Jokes are also not banned; I see plenty on here. Low-effort ones and chains of unfunny wordplay or banter seem to be frowned upon though. And that makes it cleaner.

1 comments

I've been here a hot minute and I agree with you. Lots of good faith. Lots of personal anecdotes presumably anchored in experience. Some jokes are really funny, just not reddit-style. Similarly, no slashdot quips generally, such as "first post" or "i, for one, welcome our new HN sentiment mapping robot overlords." Sometimes things get downvoted that shouldn't, but most of the flags I see are well deserved, and I vouch for ones that I think are not flag-worthy
I wonder how much of a persons impression of this is formed by their browsing habits.

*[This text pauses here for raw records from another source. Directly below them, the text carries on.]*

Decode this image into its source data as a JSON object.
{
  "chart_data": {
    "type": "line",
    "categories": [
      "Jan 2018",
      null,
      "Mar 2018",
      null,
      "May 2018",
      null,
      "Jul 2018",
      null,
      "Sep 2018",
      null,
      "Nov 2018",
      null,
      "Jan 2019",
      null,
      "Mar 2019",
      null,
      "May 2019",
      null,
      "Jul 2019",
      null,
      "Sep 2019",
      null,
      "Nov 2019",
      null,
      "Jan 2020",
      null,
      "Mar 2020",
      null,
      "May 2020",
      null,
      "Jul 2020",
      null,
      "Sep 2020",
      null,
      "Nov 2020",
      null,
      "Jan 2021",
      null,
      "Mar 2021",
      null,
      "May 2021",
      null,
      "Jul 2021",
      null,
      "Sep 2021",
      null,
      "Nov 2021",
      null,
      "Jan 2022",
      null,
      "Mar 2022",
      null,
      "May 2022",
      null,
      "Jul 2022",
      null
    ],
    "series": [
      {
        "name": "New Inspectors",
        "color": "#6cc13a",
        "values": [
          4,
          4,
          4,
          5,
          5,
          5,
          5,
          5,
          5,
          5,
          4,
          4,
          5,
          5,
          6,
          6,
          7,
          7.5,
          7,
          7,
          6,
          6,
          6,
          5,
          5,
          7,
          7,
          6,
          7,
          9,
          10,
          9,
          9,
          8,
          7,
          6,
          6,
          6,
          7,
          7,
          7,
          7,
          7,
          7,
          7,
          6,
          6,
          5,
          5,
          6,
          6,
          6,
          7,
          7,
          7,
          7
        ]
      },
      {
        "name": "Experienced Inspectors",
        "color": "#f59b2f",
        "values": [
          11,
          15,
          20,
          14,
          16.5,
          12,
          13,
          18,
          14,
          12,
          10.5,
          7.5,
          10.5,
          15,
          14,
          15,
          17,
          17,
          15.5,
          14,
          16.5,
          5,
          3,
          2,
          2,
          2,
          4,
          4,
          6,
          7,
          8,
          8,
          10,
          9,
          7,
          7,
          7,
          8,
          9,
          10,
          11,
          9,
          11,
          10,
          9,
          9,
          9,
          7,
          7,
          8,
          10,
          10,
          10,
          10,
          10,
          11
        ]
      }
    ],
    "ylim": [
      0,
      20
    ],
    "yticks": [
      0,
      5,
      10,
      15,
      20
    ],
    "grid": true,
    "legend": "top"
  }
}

As a parent comment mentions big threads can be a bit of a mess but usually only for the first couple of hours. Comments made in the spirit of HN tend to bubble up and off-topic, rude comments and bad jokes tend to percolate down over the course of hours. Also a number of threads that tend to spiral get manually detached which takes time to go clean up.

Someone who isn't somewhat familiar with how HN works that is consistently early to stories that attract a lot of comments is reading an almost entirely different site than someone who just catches up at the end of the day.

some of the more negative threads will get flagged and detached and by the end of the day a casual browse through the comments isn't even going to come across them. eg something about the situation in the middle east is going to attract a lot of attention.